If it was an image, not really, Henk.
Think of the screen as an X and Y coordinate system. In my imaginative coding thoughts it would sound like this: if the mouse is positioned and hold down at x=450 and y=213 (as screen pixel values) and if moved and increased value x, do this, if y is decreased to something else, etc.
If it was a little dummy model, things are differently. I preferred to answer the initial question with the image idea, as I remembered you other question about “how to set an logo in the GUI in the right lower corner. Edit: Rick confirms that it was a polygon Proxy, with that it was somewhere in 3D space, not stationary as in “Image on Foreground”./edit
To do that with a foreground object (or for better readability of the scene as back-ground object) seems way less problematic than to have a model connected to the camera. Which would cause trouble while changing the filed of view, the lens distortion (physical render) or by just switching from one camera to the next).
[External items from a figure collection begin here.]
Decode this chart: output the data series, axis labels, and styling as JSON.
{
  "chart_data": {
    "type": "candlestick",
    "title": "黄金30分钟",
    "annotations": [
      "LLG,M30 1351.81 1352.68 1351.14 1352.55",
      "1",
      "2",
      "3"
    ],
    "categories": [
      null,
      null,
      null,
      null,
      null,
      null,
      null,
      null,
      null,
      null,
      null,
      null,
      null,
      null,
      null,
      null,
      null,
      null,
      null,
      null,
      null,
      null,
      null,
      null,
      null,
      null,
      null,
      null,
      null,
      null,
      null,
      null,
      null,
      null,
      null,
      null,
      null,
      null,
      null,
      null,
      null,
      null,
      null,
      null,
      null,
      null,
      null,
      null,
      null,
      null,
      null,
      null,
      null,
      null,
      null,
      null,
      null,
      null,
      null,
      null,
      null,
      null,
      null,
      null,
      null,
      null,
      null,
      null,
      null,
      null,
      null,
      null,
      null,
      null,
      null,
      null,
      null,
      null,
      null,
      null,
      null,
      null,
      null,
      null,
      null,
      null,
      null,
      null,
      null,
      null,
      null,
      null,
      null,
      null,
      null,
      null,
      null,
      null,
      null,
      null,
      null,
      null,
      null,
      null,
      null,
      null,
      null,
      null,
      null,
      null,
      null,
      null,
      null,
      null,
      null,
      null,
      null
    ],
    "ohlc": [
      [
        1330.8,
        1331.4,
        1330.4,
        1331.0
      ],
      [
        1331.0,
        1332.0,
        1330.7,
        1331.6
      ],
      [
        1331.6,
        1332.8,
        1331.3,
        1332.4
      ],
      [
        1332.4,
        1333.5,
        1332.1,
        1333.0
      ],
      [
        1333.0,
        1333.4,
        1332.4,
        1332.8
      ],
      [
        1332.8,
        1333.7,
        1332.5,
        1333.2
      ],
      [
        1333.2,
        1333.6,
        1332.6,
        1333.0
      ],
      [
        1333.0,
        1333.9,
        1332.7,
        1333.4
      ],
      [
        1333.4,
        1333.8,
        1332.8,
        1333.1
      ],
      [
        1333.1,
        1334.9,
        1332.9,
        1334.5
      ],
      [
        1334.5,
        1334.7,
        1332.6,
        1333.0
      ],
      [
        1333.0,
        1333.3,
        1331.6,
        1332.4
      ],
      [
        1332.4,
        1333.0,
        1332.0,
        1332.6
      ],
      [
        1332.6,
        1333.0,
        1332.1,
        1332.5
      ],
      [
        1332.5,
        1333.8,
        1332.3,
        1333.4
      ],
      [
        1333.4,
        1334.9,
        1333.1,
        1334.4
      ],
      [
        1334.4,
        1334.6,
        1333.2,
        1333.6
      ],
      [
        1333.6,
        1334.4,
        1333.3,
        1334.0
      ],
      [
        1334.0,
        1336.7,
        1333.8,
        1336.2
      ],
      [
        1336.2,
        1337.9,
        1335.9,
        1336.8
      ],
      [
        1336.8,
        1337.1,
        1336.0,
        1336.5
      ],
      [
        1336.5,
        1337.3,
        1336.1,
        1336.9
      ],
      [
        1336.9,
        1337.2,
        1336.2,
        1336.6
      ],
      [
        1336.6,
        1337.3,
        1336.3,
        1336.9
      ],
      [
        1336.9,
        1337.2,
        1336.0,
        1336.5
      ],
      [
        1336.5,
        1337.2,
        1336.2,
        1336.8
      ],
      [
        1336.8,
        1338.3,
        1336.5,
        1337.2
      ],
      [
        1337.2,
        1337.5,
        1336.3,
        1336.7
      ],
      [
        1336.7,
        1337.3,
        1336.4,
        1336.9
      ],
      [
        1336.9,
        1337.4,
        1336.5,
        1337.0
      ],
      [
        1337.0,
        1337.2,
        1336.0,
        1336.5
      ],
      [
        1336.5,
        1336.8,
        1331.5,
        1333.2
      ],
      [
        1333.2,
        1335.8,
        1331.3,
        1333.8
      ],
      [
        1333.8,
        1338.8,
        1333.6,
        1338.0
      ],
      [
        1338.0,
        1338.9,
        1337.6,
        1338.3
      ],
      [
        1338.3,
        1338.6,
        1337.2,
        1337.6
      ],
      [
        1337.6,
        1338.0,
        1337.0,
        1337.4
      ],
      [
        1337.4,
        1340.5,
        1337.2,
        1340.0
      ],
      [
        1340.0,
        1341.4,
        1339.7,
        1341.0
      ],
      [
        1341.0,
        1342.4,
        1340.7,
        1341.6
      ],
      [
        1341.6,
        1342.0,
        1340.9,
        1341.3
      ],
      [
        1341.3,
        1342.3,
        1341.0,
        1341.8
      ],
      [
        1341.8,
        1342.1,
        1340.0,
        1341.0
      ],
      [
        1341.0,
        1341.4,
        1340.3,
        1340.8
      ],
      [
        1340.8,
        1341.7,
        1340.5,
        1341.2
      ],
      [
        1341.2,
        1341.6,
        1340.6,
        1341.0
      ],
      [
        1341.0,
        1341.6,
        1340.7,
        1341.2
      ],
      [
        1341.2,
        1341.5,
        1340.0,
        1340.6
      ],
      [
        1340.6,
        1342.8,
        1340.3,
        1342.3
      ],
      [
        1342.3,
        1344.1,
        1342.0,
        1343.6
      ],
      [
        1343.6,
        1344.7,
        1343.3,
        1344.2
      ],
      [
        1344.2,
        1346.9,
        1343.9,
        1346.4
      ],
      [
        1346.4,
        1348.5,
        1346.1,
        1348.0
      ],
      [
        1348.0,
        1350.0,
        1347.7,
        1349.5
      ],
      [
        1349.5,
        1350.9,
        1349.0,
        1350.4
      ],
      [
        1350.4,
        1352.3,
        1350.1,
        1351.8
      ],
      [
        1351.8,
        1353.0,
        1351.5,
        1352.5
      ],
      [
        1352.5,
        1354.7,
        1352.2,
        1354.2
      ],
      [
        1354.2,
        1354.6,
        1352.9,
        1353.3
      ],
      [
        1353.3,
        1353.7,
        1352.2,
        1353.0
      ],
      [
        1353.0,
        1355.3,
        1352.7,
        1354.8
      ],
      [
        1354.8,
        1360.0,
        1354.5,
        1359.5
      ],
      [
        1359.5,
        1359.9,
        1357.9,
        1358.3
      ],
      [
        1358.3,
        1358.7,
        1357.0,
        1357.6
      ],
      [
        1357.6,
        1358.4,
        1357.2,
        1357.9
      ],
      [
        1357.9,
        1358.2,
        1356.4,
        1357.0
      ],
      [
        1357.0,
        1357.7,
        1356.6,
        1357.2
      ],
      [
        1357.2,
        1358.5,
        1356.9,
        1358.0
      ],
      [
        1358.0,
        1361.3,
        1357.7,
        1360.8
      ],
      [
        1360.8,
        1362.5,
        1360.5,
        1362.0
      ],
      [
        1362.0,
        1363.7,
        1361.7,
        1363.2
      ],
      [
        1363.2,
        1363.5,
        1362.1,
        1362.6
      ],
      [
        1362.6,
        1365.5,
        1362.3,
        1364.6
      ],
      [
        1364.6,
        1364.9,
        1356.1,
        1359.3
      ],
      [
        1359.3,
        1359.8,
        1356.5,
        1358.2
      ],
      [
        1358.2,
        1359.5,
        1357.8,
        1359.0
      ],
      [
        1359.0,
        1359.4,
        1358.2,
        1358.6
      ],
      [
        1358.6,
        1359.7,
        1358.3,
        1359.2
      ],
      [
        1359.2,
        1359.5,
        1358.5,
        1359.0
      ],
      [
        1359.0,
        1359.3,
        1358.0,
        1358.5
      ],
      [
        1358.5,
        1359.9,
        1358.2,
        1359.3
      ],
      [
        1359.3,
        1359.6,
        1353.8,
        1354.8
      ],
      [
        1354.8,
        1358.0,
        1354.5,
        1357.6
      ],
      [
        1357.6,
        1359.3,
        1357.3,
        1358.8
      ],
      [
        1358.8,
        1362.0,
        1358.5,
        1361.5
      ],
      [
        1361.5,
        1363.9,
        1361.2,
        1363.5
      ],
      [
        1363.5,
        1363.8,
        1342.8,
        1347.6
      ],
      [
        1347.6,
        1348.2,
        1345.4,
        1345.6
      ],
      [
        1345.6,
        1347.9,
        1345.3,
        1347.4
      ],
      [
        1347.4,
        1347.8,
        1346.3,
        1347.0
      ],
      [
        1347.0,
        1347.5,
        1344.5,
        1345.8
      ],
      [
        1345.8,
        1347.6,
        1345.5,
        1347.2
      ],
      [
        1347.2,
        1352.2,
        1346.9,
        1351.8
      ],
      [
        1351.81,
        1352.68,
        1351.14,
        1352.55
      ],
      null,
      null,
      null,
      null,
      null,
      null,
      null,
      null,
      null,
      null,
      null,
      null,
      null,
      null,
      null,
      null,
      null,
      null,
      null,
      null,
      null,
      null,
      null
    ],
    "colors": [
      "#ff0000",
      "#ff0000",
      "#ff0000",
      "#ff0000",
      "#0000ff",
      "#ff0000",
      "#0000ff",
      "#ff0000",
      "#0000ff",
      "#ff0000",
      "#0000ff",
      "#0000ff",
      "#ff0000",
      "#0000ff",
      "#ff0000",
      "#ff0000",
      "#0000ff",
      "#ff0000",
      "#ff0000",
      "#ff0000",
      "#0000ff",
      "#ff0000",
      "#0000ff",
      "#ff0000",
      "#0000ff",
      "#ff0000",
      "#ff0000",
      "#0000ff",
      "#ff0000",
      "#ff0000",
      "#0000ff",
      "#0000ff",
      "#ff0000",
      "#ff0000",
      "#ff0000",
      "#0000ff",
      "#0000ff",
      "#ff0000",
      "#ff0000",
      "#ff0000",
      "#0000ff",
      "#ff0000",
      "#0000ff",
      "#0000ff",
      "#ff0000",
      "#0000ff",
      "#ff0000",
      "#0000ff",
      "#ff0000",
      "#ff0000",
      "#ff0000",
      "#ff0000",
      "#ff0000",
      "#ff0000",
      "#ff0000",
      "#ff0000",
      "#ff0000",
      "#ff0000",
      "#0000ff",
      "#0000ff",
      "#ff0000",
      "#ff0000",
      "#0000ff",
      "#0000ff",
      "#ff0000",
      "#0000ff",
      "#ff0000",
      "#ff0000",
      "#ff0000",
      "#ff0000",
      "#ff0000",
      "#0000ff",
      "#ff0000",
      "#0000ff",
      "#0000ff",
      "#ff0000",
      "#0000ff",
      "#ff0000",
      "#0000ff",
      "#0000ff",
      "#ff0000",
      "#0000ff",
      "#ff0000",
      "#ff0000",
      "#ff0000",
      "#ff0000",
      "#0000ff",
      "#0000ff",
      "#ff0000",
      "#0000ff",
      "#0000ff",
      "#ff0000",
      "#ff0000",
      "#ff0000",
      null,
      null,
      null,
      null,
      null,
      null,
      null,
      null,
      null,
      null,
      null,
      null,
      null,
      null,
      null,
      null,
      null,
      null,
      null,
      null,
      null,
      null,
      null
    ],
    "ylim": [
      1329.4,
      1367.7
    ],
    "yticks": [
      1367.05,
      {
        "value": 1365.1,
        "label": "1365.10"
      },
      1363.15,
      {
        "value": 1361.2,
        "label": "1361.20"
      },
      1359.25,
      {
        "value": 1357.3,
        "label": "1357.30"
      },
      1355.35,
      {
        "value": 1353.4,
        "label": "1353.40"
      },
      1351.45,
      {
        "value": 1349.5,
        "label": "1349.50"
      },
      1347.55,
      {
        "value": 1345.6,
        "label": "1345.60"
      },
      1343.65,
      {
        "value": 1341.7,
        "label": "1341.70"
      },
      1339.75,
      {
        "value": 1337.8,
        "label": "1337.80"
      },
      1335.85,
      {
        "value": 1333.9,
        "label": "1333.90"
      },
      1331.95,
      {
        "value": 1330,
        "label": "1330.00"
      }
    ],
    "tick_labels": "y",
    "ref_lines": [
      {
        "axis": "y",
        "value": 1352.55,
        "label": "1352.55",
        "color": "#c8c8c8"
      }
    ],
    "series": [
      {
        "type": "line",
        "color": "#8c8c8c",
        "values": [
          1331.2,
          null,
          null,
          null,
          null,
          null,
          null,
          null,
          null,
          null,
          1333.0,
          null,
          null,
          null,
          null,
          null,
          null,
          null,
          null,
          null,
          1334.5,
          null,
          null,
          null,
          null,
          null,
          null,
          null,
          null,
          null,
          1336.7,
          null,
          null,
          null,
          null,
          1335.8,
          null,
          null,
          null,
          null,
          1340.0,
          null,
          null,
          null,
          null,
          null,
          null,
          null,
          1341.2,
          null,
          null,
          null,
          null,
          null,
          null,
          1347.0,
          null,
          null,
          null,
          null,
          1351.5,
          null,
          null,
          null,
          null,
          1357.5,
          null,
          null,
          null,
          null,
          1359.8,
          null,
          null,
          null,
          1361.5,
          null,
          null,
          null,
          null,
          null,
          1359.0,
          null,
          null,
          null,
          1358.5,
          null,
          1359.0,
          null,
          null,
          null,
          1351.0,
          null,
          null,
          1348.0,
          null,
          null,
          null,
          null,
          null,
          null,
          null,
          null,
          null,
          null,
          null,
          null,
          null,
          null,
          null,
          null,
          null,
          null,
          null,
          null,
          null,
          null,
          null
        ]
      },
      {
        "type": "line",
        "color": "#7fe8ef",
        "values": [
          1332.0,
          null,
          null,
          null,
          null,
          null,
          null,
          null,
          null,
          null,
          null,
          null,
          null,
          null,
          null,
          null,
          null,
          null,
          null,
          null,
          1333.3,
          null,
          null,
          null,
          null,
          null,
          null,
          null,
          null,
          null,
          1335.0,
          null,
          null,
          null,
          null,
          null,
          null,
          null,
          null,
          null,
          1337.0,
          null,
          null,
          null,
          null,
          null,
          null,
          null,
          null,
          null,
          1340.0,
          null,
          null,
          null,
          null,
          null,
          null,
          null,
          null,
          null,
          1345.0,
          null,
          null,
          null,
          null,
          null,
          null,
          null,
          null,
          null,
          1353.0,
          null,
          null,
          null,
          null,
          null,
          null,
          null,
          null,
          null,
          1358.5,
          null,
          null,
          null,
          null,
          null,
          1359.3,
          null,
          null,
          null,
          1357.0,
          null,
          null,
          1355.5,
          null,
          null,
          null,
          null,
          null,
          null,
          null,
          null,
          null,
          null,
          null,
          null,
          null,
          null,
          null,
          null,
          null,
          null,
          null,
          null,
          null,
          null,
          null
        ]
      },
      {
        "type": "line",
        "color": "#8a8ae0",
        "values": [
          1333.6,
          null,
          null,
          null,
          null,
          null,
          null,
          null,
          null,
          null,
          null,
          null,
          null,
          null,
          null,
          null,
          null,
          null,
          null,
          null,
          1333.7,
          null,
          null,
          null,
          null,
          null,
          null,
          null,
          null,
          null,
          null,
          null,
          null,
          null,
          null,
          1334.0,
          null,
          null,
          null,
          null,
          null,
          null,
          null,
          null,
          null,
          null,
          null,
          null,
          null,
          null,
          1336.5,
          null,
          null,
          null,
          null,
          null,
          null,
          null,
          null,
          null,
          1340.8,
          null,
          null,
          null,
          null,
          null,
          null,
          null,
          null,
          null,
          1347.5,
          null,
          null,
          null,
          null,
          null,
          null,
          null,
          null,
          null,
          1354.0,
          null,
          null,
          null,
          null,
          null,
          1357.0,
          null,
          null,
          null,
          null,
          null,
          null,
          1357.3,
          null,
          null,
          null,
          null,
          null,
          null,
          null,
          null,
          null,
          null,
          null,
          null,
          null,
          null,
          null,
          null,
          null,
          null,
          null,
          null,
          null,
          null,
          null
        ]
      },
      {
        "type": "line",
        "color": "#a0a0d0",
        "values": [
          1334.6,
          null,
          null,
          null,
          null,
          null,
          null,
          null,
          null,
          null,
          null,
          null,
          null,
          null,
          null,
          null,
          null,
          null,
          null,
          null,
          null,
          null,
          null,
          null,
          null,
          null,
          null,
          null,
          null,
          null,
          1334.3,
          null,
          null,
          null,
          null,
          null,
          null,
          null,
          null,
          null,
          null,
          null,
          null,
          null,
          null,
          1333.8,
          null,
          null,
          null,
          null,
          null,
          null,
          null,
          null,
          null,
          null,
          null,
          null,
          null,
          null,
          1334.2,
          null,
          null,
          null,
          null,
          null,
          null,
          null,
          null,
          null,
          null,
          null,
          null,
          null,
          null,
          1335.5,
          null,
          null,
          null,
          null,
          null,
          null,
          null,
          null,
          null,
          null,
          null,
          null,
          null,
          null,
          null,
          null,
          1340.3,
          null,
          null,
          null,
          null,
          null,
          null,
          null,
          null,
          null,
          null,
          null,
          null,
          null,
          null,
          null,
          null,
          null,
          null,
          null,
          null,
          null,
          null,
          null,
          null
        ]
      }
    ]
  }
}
Solutions should hold less new problems than they solve, right? based on that, my reply above.
BTW, I remember that some people used a while ago software that places a “layer” over the current running app, so one is able to paint/draw on top of the GUI. How much this works these days against the GPU power, I have no idea. I try to keep the demand on my machine as low as possible. But that might be different for everyone, as I think that we have very fast machines these days, but some even complain while having 100 times the horse power than ILM had doing the first three Star Wars movies.